While working towards glucose control, one must endeavor to ensure that people living with diabetes are well informed and aware of their condition. Though it is difficult, one must aim to achieve true equipoise of information.8 This implies a (utopian) state where both patient and provider enjoy the same level of knowledge and information. This facilitates concordance in thought, in decision making, and action. To do so, one must continually strive to enhance one’s own horizons, as well as the patient’s. At times, differences in sociocultural backgrounds may lead to discordance or miscommunication. To bridge this gap, one must be open to receiving knowledge from all sources, whether conventional or otherwise. At the same time, the healthcare provider should not lose vision of their responsibility to provide evidence-based medicine.
Diabetes care is not limited to glycemic control; it includes holistic care of hypertension, dyslipidemia, and regular screening for complications. Hence, the diabetes practitioner should have adequate knowledge and skills in internal medicine.
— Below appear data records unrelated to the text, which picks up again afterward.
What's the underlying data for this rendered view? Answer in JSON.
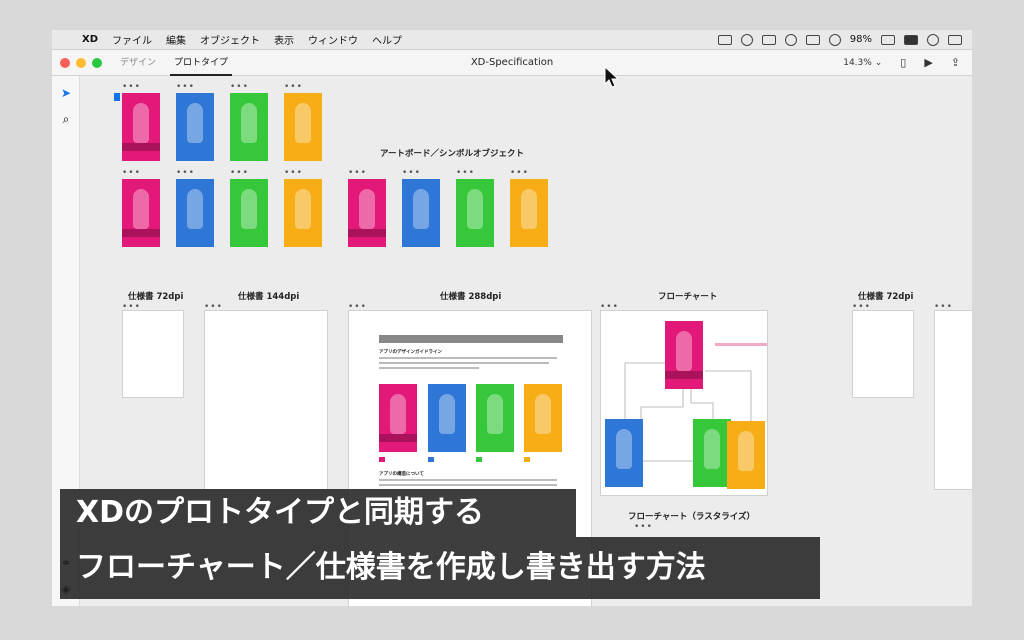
{
  "menubar": {
    "app": "XD",
    "items": [
      "ファイル",
      "編集",
      "オブジェクト",
      "表示",
      "ウィンドウ",
      "ヘルプ"
    ],
    "battery": "98%"
  },
  "window": {
    "tabs": [
      "デザイン",
      "プロトタイプ"
    ],
    "active_tab": "プロトタイプ",
    "title": "XD-Specification",
    "zoom": "14.3%"
  },
  "canvas": {
    "section_artboard_symbol": "アートボード／シンボルオブジェクト",
    "sheet_labels": {
      "spec72": "仕様書 72dpi",
      "spec144": "仕様書 144dpi",
      "spec288": "仕様書 288dpi",
      "flowchart": "フローチャート",
      "spec72b": "仕様書 72dpi",
      "flowchart_raster": "フローチャート（ラスタライズ）"
    },
    "spec_doc": {
      "heading": "アプリのデザインガイドライン",
      "sub_heading": "アプリの構造について"
    }
  },
  "caption": {
    "line1": "XDのプロトタイプと同期する",
    "line2": "フローチャート／仕様書を作成し書き出す方法"
  },
  "colors": {
    "pink": "#e3197a",
    "blue": "#2f77d6",
    "green": "#36c83a",
    "orange": "#f6ad16"
  }
}
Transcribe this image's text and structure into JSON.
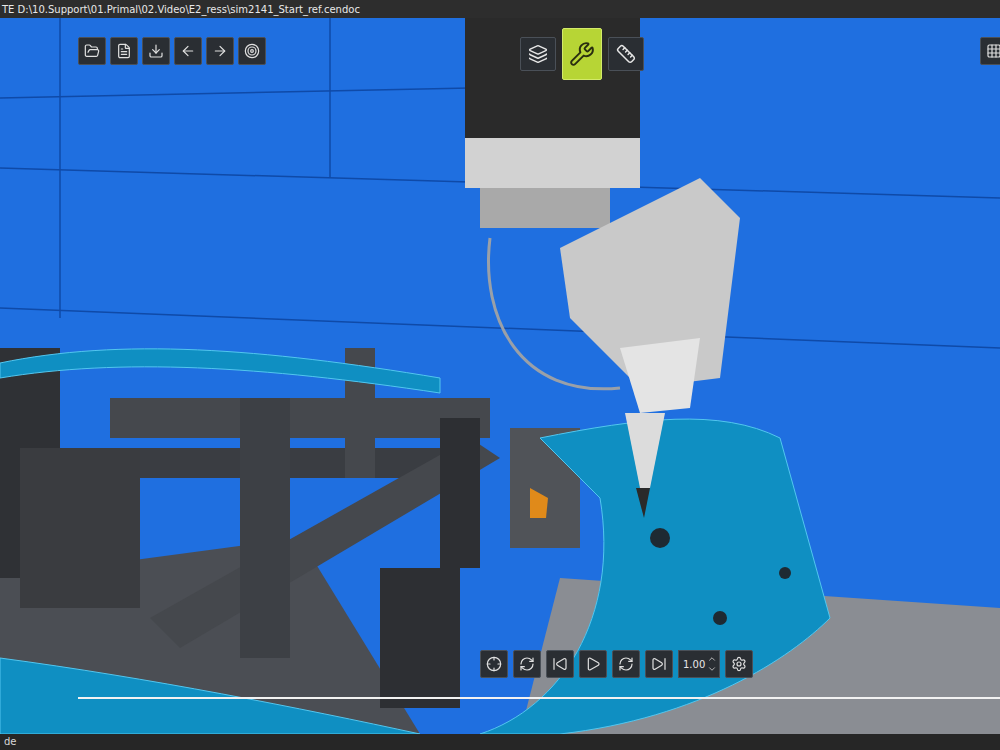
{
  "window": {
    "title": "TE D:\\10.Support\\01.Primal\\02.Video\\E2_ress\\sim2141_Start_ref.cendoc"
  },
  "top_toolbar": [
    {
      "selected": false
    },
    {
      "selected": true
    },
    {
      "selected": false
    }
  ],
  "playback": {
    "speed": "1.00"
  },
  "status_bar": {
    "text": "de"
  }
}
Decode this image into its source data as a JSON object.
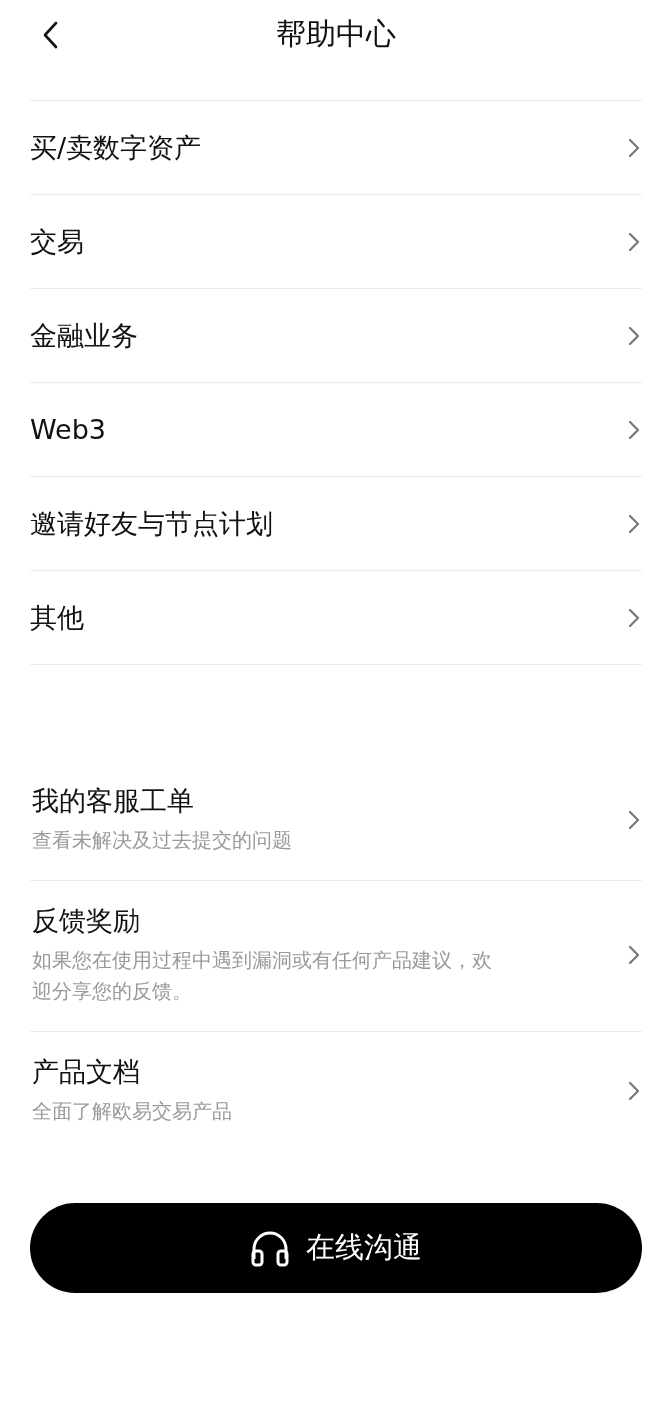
{
  "header": {
    "title": "帮助中心"
  },
  "categories": [
    {
      "label": "买/卖数字资产"
    },
    {
      "label": "交易"
    },
    {
      "label": "金融业务"
    },
    {
      "label": "Web3"
    },
    {
      "label": "邀请好友与节点计划"
    },
    {
      "label": "其他"
    }
  ],
  "services": [
    {
      "title": "我的客服工单",
      "description": "查看未解决及过去提交的问题"
    },
    {
      "title": "反馈奖励",
      "description": "如果您在使用过程中遇到漏洞或有任何产品建议，欢迎分享您的反馈。"
    },
    {
      "title": "产品文档",
      "description": "全面了解欧易交易产品"
    }
  ],
  "chat_button": {
    "label": "在线沟通"
  }
}
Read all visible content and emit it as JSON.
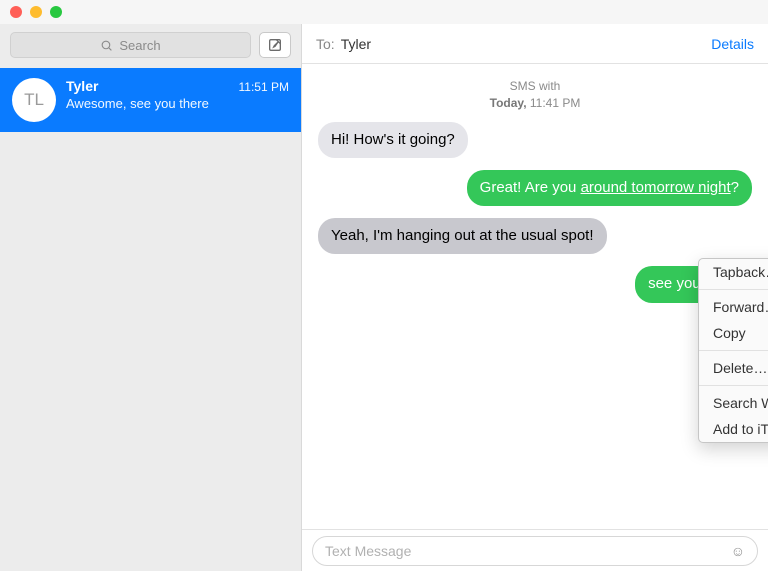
{
  "sidebar": {
    "search_placeholder": "Search",
    "conversation": {
      "initials": "TL",
      "name": "Tyler",
      "time": "11:51 PM",
      "preview": "Awesome, see you there"
    }
  },
  "header": {
    "to_label": "To:",
    "to_name": "Tyler",
    "details": "Details"
  },
  "status": {
    "line1": "SMS with",
    "line2_prefix": "Today,",
    "line2_time": "11:41 PM"
  },
  "messages": {
    "m1": "Hi! How's it going?",
    "m2_a": "Great! Are you ",
    "m2_b": "around tomorrow night",
    "m2_c": "?",
    "m3": "Yeah, I'm hanging out at the usual spot!",
    "m4": "see you there"
  },
  "context_menu": {
    "tapback": "Tapback…",
    "forward": "Forward…",
    "copy": "Copy",
    "delete": "Delete…",
    "search_google": "Search With Google",
    "add_itunes": "Add to iTunes as a Spoken Track"
  },
  "input": {
    "placeholder": "Text Message"
  }
}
Express opinions in writing
For continuity of care, and for medicolegal safety, one must express all opinions and preferences in writing.11 These should be part of medical records (preferably kept electronically or meticulously archived for a sufficiently long time-frame). This is especially true for incongruous decision making, such as non-initiation of insulin in situations which ideally demand so. Serial changes in health status of the patient if discussed with record can help patient take right decision.
Person-centered care is an important concept which is often difficult to incorporate into routine diabetes care. The 6E framework builds upon a pre-existing rubric, Ekman’s model, to provide a pragmatic way of practicing person-centered care. The six steps of person-centered care are listed in an alliterative manner to help memorization and inclusion in daily practice.